Bothell woman sentenced to three years in prison for embezzlement

About 306 fraudulent checks cashed totaling $400,526.

Erin McCauley (also known as Erin Charles) was sentenced to three years in prison and five years of supervised release for a five-year scheme of cashing 306 fraudulent checks totaling $400,526, according to the U.S. Attorney’s Office.

The sentence was given on June 28, after the Bothell woman was found guilty of bank fraud and aggravated identity theft for cashing the checks that drew on the bank accounts of her Lynnwood property management employer.

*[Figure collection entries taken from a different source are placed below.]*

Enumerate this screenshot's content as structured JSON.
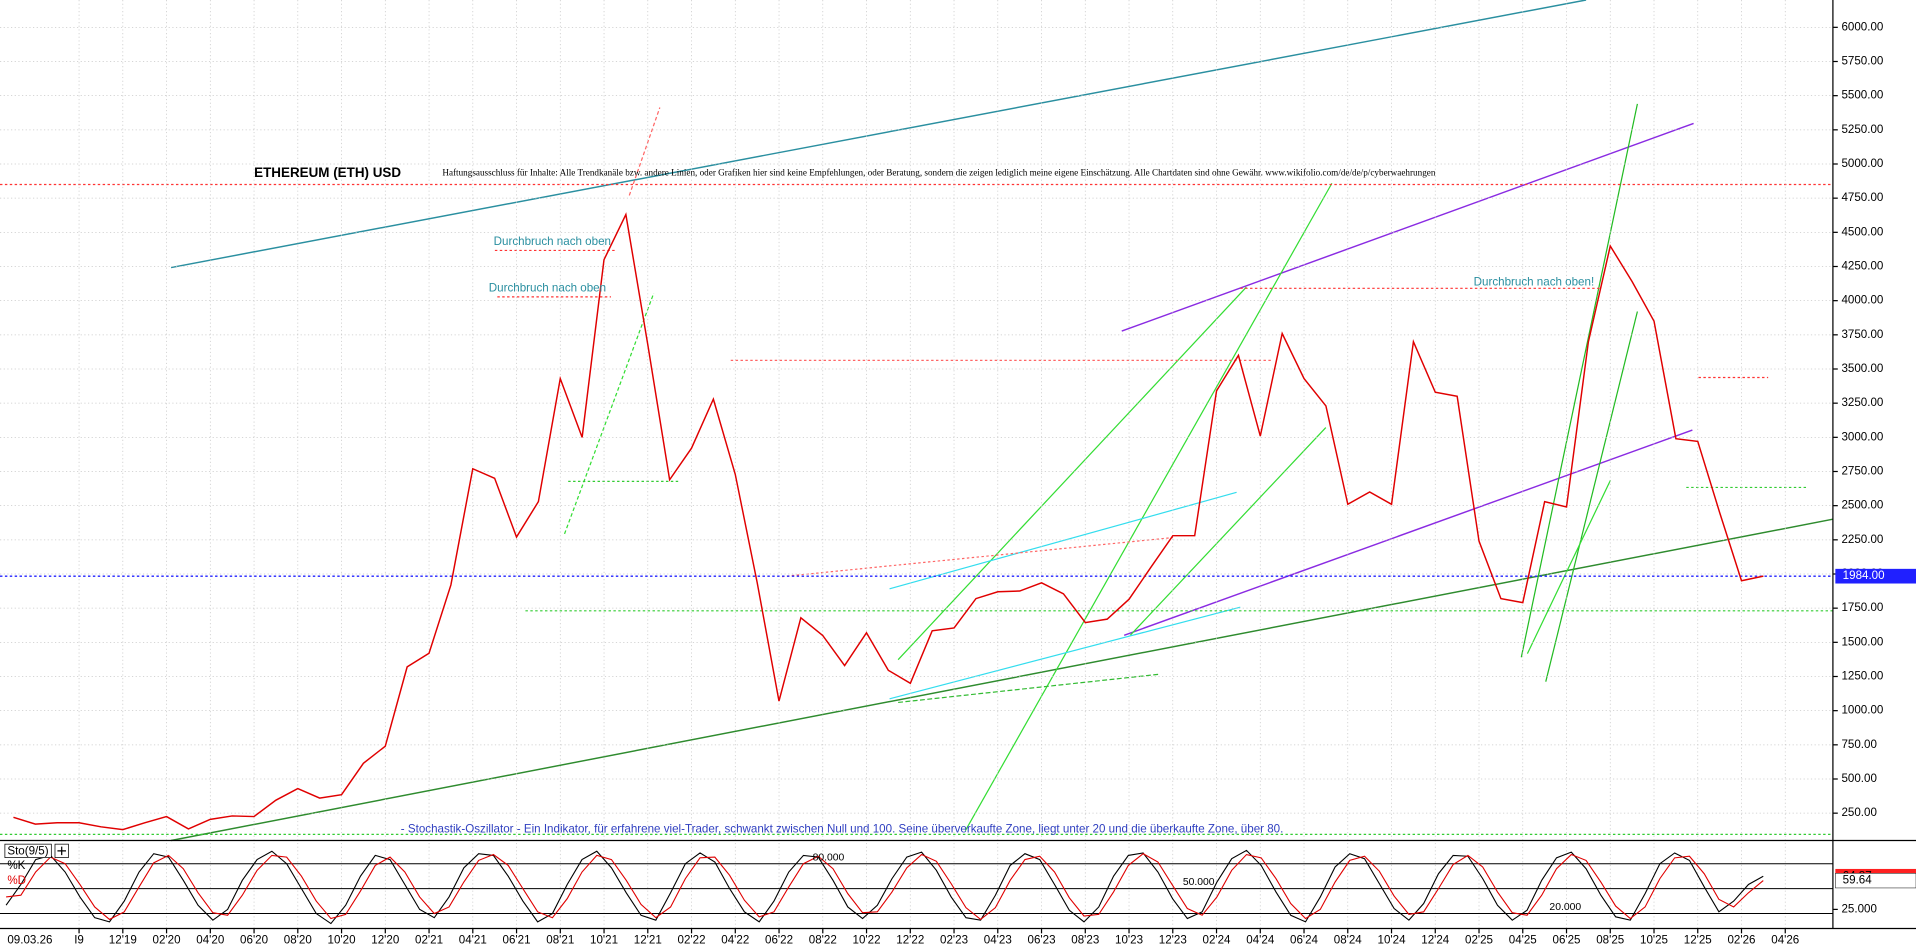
{
  "chart_data": [
    {
      "type": "line",
      "title": "ETHEREUM (ETH) USD",
      "disclaimer": "Haftungsausschluss für Inhalte: Alle Trendkanäle bzw. andere Linien, oder Grafiken hier sind keine Empfehlungen, oder Beratung, sondern die zeigen lediglich meine eigene Einschätzung. Alle Chartdaten sind ohne Gewähr. www.wikifolio.com/de/de/p/cyberwaehrungen",
      "annotations": [
        "Durchbruch nach oben",
        "Durchbruch nach oben",
        "Durchbruch nach oben!",
        "- Stochastik-Oszillator - Ein Indikator, für erfahrene viel-Trader, schwankt zwischen Null und 100. Seine überverkaufte Zone, liegt unter 20 und die überkaufte Zone, über 80."
      ],
      "date_label": "09.03.26",
      "categories": [
        null,
        null,
        null,
        "I9",
        null,
        "12'19",
        null,
        "02'20",
        null,
        "04'20",
        null,
        "06'20",
        null,
        "08'20",
        null,
        "10'20",
        null,
        "12'20",
        null,
        "02'21",
        null,
        "04'21",
        null,
        "06'21",
        null,
        "08'21",
        null,
        "10'21",
        null,
        "12'21",
        null,
        "02'22",
        null,
        "04'22",
        null,
        "06'22",
        null,
        "08'22",
        null,
        "10'22",
        null,
        "12'22",
        null,
        "02'23",
        null,
        "04'23",
        null,
        "06'23",
        null,
        "08'23",
        null,
        "10'23",
        null,
        "12'23",
        null,
        "02'24",
        null,
        "04'24",
        null,
        "06'24",
        null,
        "08'24",
        null,
        "10'24",
        null,
        "12'24",
        null,
        "02'25",
        null,
        "04'25",
        null,
        "06'25",
        null,
        "08'25",
        null,
        "10'25",
        null,
        "12'25",
        null,
        "02'26",
        null,
        "04'26"
      ],
      "values": [
        220,
        170,
        180,
        180,
        150,
        130,
        180,
        225,
        135,
        205,
        230,
        225,
        345,
        430,
        360,
        385,
        615,
        740,
        1320,
        1420,
        1920,
        2770,
        2700,
        2270,
        2530,
        3430,
        3000,
        4300,
        4630,
        3680,
        2690,
        2920,
        3280,
        2730,
        1940,
        1070,
        1680,
        1550,
        1330,
        1570,
        1295,
        1200,
        1585,
        1605,
        1820,
        1870,
        1875,
        1935,
        1855,
        1645,
        1670,
        1815,
        2050,
        2280,
        2280,
        3340,
        3600,
        3010,
        3760,
        3430,
        3230,
        2510,
        2600,
        2510,
        3700,
        3330,
        3300,
        2240,
        1820,
        1790,
        2530,
        2490,
        3700,
        4400,
        4140,
        3850,
        2990,
        2970,
        2450,
        1950,
        1984,
        null
      ],
      "color": "#e00000",
      "ylim": [
        50,
        6200
      ],
      "yticks": [
        {
          "value": 250,
          "label": "250.00"
        },
        {
          "value": 500,
          "label": "500.00"
        },
        {
          "value": 750,
          "label": "750.00"
        },
        {
          "value": 1000,
          "label": "1000.00"
        },
        {
          "value": 1250,
          "label": "1250.00"
        },
        {
          "value": 1500,
          "label": "1500.00"
        },
        {
          "value": 1750,
          "label": "1750.00"
        },
        {
          "value": 2000,
          "label": "2000.00"
        },
        {
          "value": 2250,
          "label": "2250.00"
        },
        {
          "value": 2500,
          "label": "2500.00"
        },
        {
          "value": 2750,
          "label": "2750.00"
        },
        {
          "value": 3000,
          "label": "3000.00"
        },
        {
          "value": 3250,
          "label": "3250.00"
        },
        {
          "value": 3500,
          "label": "3500.00"
        },
        {
          "value": 3750,
          "label": "3750.00"
        },
        {
          "value": 4000,
          "label": "4000.00"
        },
        {
          "value": 4250,
          "label": "4250.00"
        },
        {
          "value": 4500,
          "label": "4500.00"
        },
        {
          "value": 4750,
          "label": "4750.00"
        },
        {
          "value": 5000,
          "label": "5000.00"
        },
        {
          "value": 5250,
          "label": "5250.00"
        },
        {
          "value": 5500,
          "label": "5500.00"
        },
        {
          "value": 5750,
          "label": "5750.00"
        },
        {
          "value": 6000,
          "label": "6000.00"
        }
      ],
      "grid": true,
      "price_marker": {
        "value": 1984,
        "label": "1984.00",
        "color": "#2020ff"
      }
    },
    {
      "type": "line",
      "title": "Sto(9/5)",
      "series": [
        {
          "name": "%K",
          "color": "#000000",
          "values": [
            30,
            55,
            85,
            90,
            70,
            40,
            15,
            10,
            35,
            70,
            92,
            88,
            60,
            30,
            12,
            25,
            60,
            85,
            95,
            80,
            50,
            20,
            8,
            30,
            65,
            90,
            85,
            55,
            25,
            15,
            40,
            75,
            92,
            90,
            65,
            35,
            10,
            20,
            55,
            85,
            95,
            75,
            45,
            18,
            12,
            45,
            80,
            93,
            82,
            50,
            22,
            10,
            35,
            70,
            90,
            88,
            60,
            28,
            14,
            30,
            62,
            88,
            94,
            72,
            40,
            15,
            12,
            42,
            78,
            92,
            85,
            55,
            24,
            10,
            28,
            65,
            90,
            93,
            70,
            38,
            14,
            22,
            58,
            86,
            96,
            78,
            46,
            18,
            10,
            40,
            76,
            92,
            86,
            56,
            26,
            12,
            32,
            68,
            90,
            89,
            62,
            30,
            12,
            24,
            60,
            87,
            94,
            74,
            42,
            16,
            12,
            44,
            80,
            93,
            84,
            52,
            22,
            35,
            55,
            64.87
          ]
        },
        {
          "name": "%D",
          "color": "#e00000",
          "values": [
            40,
            42,
            70,
            88,
            80,
            55,
            28,
            13,
            22,
            52,
            81,
            90,
            74,
            45,
            21,
            18,
            42,
            72,
            90,
            88,
            65,
            35,
            14,
            19,
            47,
            78,
            88,
            70,
            40,
            20,
            28,
            58,
            84,
            91,
            78,
            50,
            22,
            15,
            38,
            70,
            90,
            85,
            60,
            31,
            15,
            28,
            62,
            87,
            88,
            66,
            36,
            16,
            22,
            52,
            80,
            89,
            74,
            44,
            21,
            22,
            46,
            75,
            91,
            83,
            56,
            27,
            13,
            27,
            60,
            85,
            89,
            70,
            39,
            17,
            19,
            46,
            78,
            92,
            82,
            54,
            26,
            18,
            40,
            72,
            91,
            87,
            62,
            32,
            14,
            25,
            58,
            84,
            89,
            71,
            41,
            19,
            22,
            50,
            79,
            90,
            76,
            46,
            21,
            18,
            42,
            74,
            91,
            84,
            58,
            29,
            14,
            28,
            62,
            87,
            89,
            68,
            37,
            28,
            45,
            59.64
          ]
        }
      ],
      "ylim": [
        5,
        105
      ],
      "yticks": [
        {
          "value": 25,
          "label": "25.000"
        }
      ],
      "levels": [
        {
          "value": 80,
          "label": "80.000"
        },
        {
          "value": 50,
          "label": "50.000"
        },
        {
          "value": 20,
          "label": "20.000"
        }
      ]
    }
  ]
}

The company managed a number of commercial properties and was owned by a couple who hired McCauley in 2004 to help with bookkeeping. In 2012, McCauley began writing large checks to herself and forging the owners’ signatures.

“She stole a significant amount of money from a small company and it greatly impacted that business,” Chief U.S. District judge Ricardo S. Martinez said at sentencing, according to a press release.

McCauley had earned her employers’ trust, as the couple entered their 60s and 70s, and they gave McCauley gifts and helped with her car and house payments. In 2017, the couple loaned her $8,000 for home repairs — a loan that was repaid with some of the $400,000 that was stolen from their own accounts.

When the couple became aware of the theft, they worked with the FBI to see if McCauley would admit the embezzlement. McCauley underestimated the amount of money she had embezzled, and acknowledged much of the money had gone to feed her gambling addiction.

“[McCauley] wanted money that she did not have in order to live a lifestyle should could not afford, “ prosecutors wrote to the court. “To do so, she took advantage of her position as the trusted office manager and bookkeeper for the [couple] and used their business accounts as her personal piggybank to fund the lifestyle she wanted to live.”